How a quarantine read helped me realise the true beauty of chemistry
For four years, I spent almost every day looking at a periodic table. As a recent chemistry graduate, there were posters of it on the walls of my lecture halls, a fold-out version of it tucked into my lab notebook, and I even had a periodic table laptop sticker on my computer.
Yet a few months ago in quarantine, I stumbled upon a different Periodic Table – the book by Primo Levi. For those who are unfamiliar with Levi, he was a Jewish Italian chemist and writer who chronicled what it was like to live through the Holocaust. The fact that our paths had not crossed until now seemed almost purposeful: I had also studied Italian, aspired to be a writer, and attended more years of Hebrew School than I can remember.
While 16-year-old Levi decided to be a chemist after reading William Bragg’s Concerning the Nature of Things, my interest in chemistry did not start until college. Even then, chemistry was one of the last subjects I thought I would end up majoring in. Like most pre-med students, I intended to major in biology, but was still required to take a few semesters of general and organic chemistry.
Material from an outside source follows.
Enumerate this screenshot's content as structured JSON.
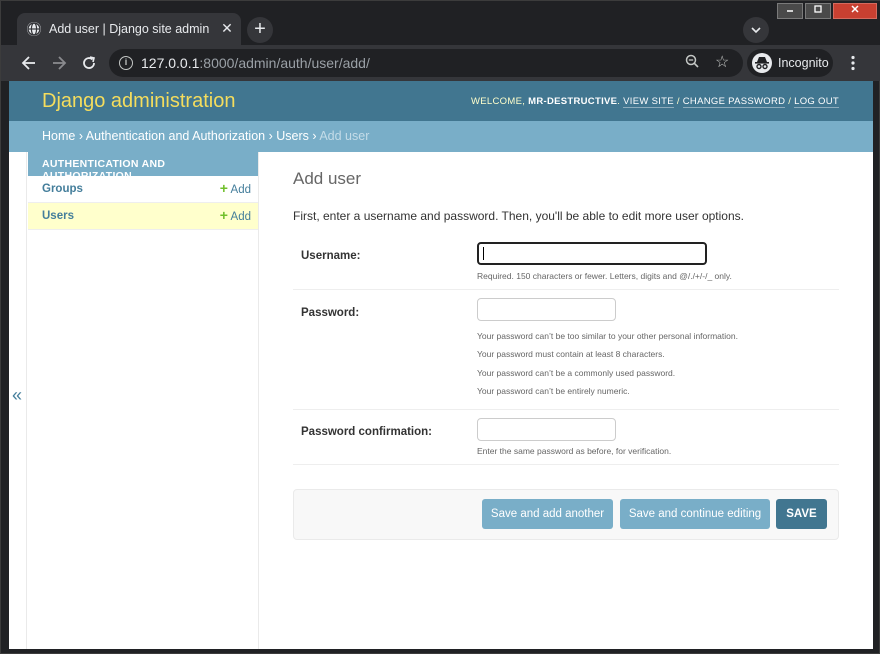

These difficult courses, which are prerequisites for US medical schools, are often said to be classes you just have to ‘get through’. As a result, I was terrified of the subject – I thought of chemistry as more of a gatekeeper and less of a gate.
Yet, as I sat in my biology lectures, I felt that there was an underlying element of mystery. Substrates would just fit into enzymes and spit out products, a reaction that was depicted in textbook illustrations like the slotting together of puzzle pieces. A molecule of glucose would churn through the names of different molecules to somehow produce ATP. I’m a ‘but how?’ kind of person, and these enigmas frustrated me to no end.